Minggu, 14 April 2013

[CanPassRail] Re: Perceived Risk on Various Modes


No doubt the Canadian government would make their own rules, if they decided to require such a system. There are differences between the rail services in each country, such as almost no passenger trains run on unsignalled territory in the US, which it is more common in Canada. (The Campbellton route in the maritimes, northern Quebec, northern prairies, as examples) The regulators would have to decide how best to handle that type of operation. Given that the Ocean derailed a couple of times due to open switches, it would be tempting to the regulators to require some sort of protection on those routes.

Even still, if the US rules were applied, the transcontinental routes of both railways would have to be equipped, plus the through routes on the northern prairies. That is a significant amount of mileage.

You can also bet that the railways would move toward single person crews on through trains on PTC territories. They would want to find some sort of saving to balance the high cost of the system.

As to the prevention of trains passing stop signals, that is the whole idea of the system. If in place, it would have prevented the Dalehurst collision, the crossover accident in Burlington, and a couple of other collisions that have occurred. It wouldn't have prevented the collision between the oil train and the freight east of Montreal, since the cause was the derailment of one of the trains.

Ensuring that the trains stop short of any stop signal is somewhat of a challenge, since train braking can be a bit variable. The tendency with safety systems is design things to be on the safe side, but the result from doing that is that the system will often want to apply the brakes before the locomotive engineer would normally do it. In essence, the effect will be to slow trains down, reducing capacity, plus interfere with the way the engineer would normally handle the train. They are currently wrestling with the issue on US railroads.

Like any of the supervisory systems, such as the alerter or the overspeed system, PTC does not apply the emergency brakes, but instead applies the brakes at a normal service rate.

Cost/benefit assessments for airbags were made in the US, since that is required under their laws. The Office of Management and Budgets is empowered to make those assessments, in cooperation with various departments. Normally, such mandates are not made unless the economics are reasonable. Such was not the case with PTC, since Congress simply ordered it. As previously mentioned, they typically use between $5 and $10 million for each life saved as a benchmark. PTC is far above that, like in the order of 20 or 40 times that threshold.

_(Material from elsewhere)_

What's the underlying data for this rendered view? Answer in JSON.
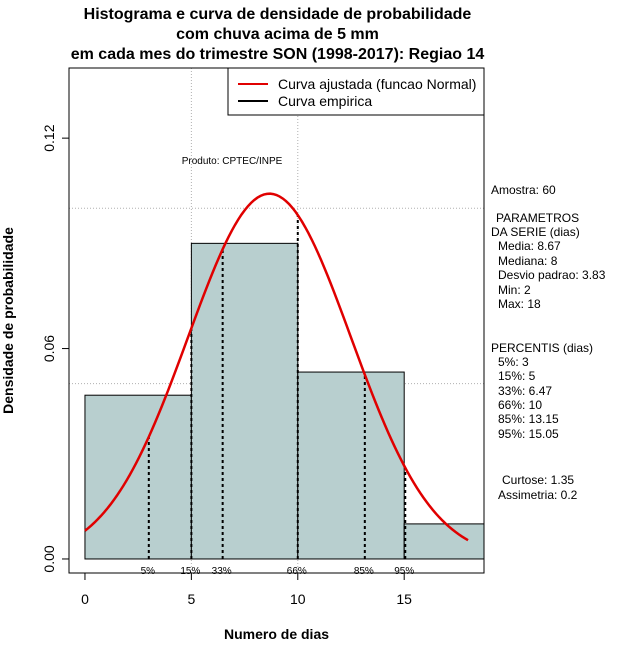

--- In Canadian-Passenger-Rail@yahoogroups.com, David Jeanes <djeanes@...> wrote:
> On 13 Apr, 2013, at 8:59, James wrote:
> > In the US, they are estimating that about 1/2 of the total mileage would have to be equipped under their mandate. That works out to about 70,000 miles of track, and close to 20,000 locomotives.
> >
> > In Canada, unless there were exemptions provided, it would include very light traffic lines like the one to Churchill, MB to cover the passenger trains, and most of the CN and CP northern lines across the prairies, both of which handle dangerous goods. I wouldn't be surprised that the railroads would simply apply to abandon those lines, and perhaps the CN lines east of Quebec City, rather than equip them with PTC. Otherwise, the economics are simply awful.
> If the US is only mandating PTC for half of the rail network, I cannot imagine that Canada would require 100%, (compared to the 0% under current regulations).
> Although all locomotives that use lines with PTC would need to be equipped, (or at least the controlling units), only those lines where the benefit is greatest need be equipped immediately. These would certainly include the high-traffic routes in the corridor and heavy traffic mainlines elsewhere.
> Other countries with PTC have reduced their labour cost by going to one-person operation, (even the French TGV and Japanese Shinkansen), which is not permitted in North America. However, Canada allows one-person operation of the federally regulated O-Train in Ottawa, which does have a form of PTC using INDUSI from Germany.
> PTC would probably have prevented many derailments which have happened when trains entered a siding or crossover at too high a speed, such as VIA Rail at Burlington in 2012 with 3 deaths, St. Charles de Bellechasse QC in 2011, and Thamesville in 1999 with 2 deaths.
> PTC cannot always prevent collisions caused by trains passing a stop signal, (such as at Hinton in 1986 with 29 deaths, Chatsworth CA in 2008 with 17 deaths, Ladbrooke Grove UK 1999 with 31 deaths, or Silver Spring MD in 1996 with 12 deaths), but it can at least reduce the severity of a collision by immediately activating emergency braking on any train approaching the signal in question.
> Cost-benefit arguments could probably have be made against the installation of seatbelts and airbags in automobiles, but they were made the law in the interest of safety, despite the cost, and lives have been saved.